Authorities inspect the wreckage of two Chicago Transit Authority trains that crashed Monday, Sept. 30, 2013, in Forest Park, Ill. (AP Photo / M. Spencer Green)
CHICAGO (AP) — The Chicago Transit Authority has told employees to take a series of precautionary steps to keep out-of-service, unmanned trains from moving along the tracks.
The guidance was issued late Thursday, three days after an empty, four-car train traveled the wrong way along a Blue Line track before slamming into a parked train at the Harlem stop and injuring dozens of people.
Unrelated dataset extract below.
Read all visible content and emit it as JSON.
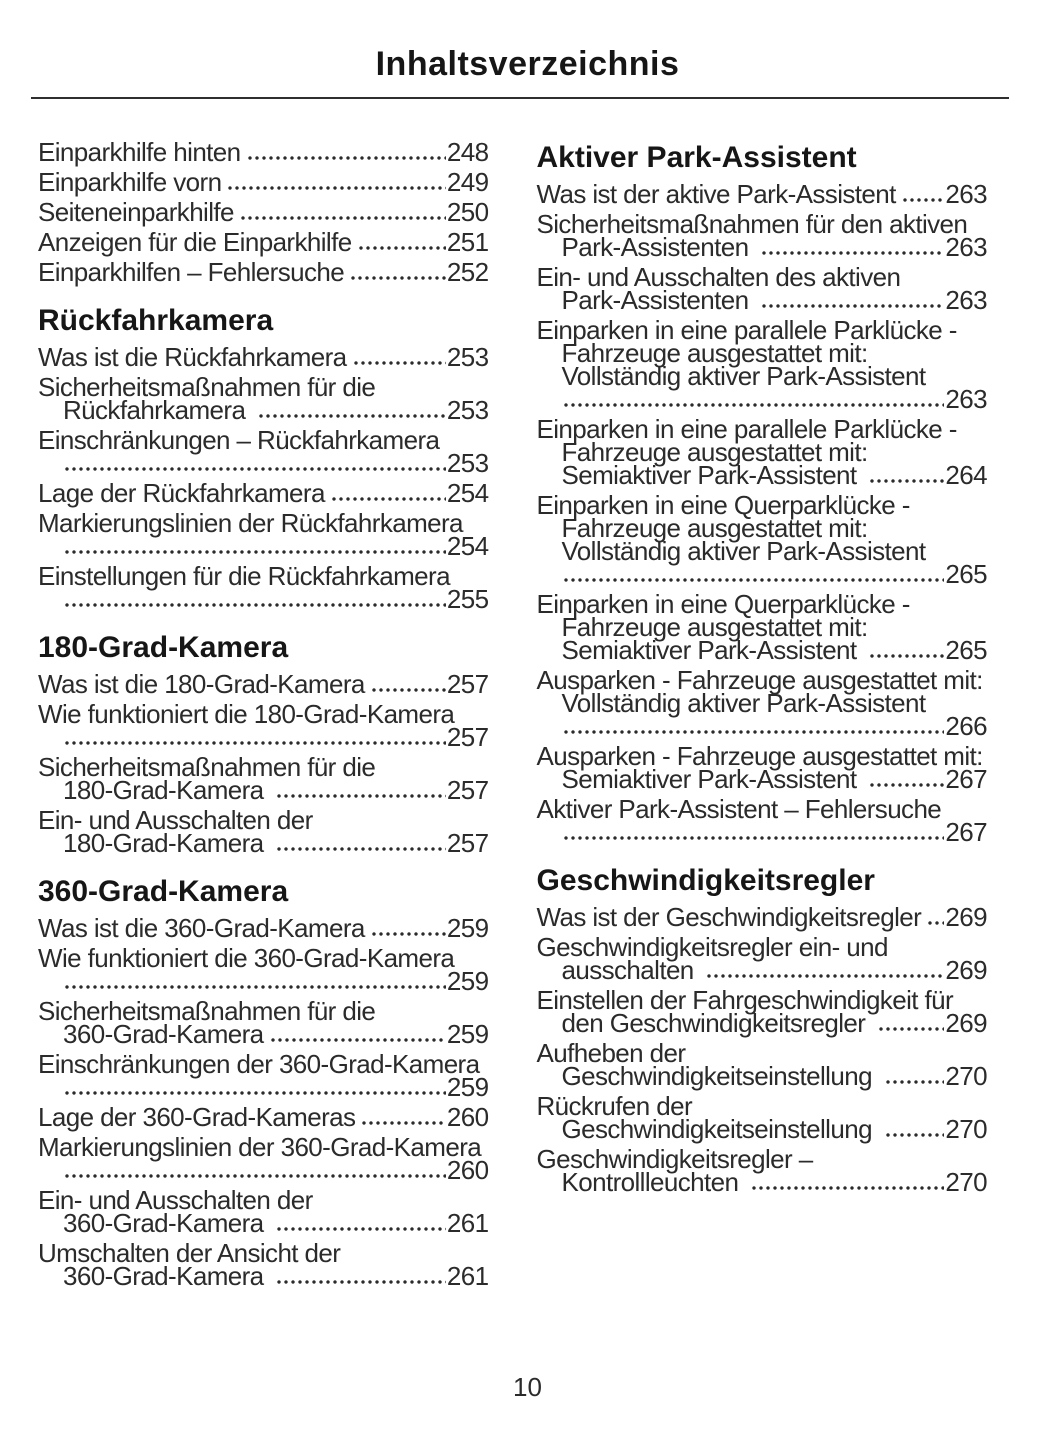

"We wanted to look at adding some redundancies to the controls we already have in place, so we added a few things related to the procedures of storing cars in for repair," CTA spokesman Brian Steele told the Chicago Sun-Times. "Some of it is re-emphasizing procedures already in place, and some are new things."
He compared the new safety redundancies to wearing a "belt and suspenders, and another belt."
The train was in a service yard awaiting repairs when it left the parked area, went past a turnaround and through another station before the accident at the station in Forest Park, about 10 miles west of Chicago.
Video footage shows that no one was driving the four-car train. More than 30 people were treated for minor injuries.
The Blue Line connects Chicago's near-western suburbs with the city's downtown and O'Hare International Airport.
Steele told WMAQ-TV the bulletin was initiated by the transit agency, not federal officials who are investigating Monday's collision
An investigation into what caused the crash is continuing.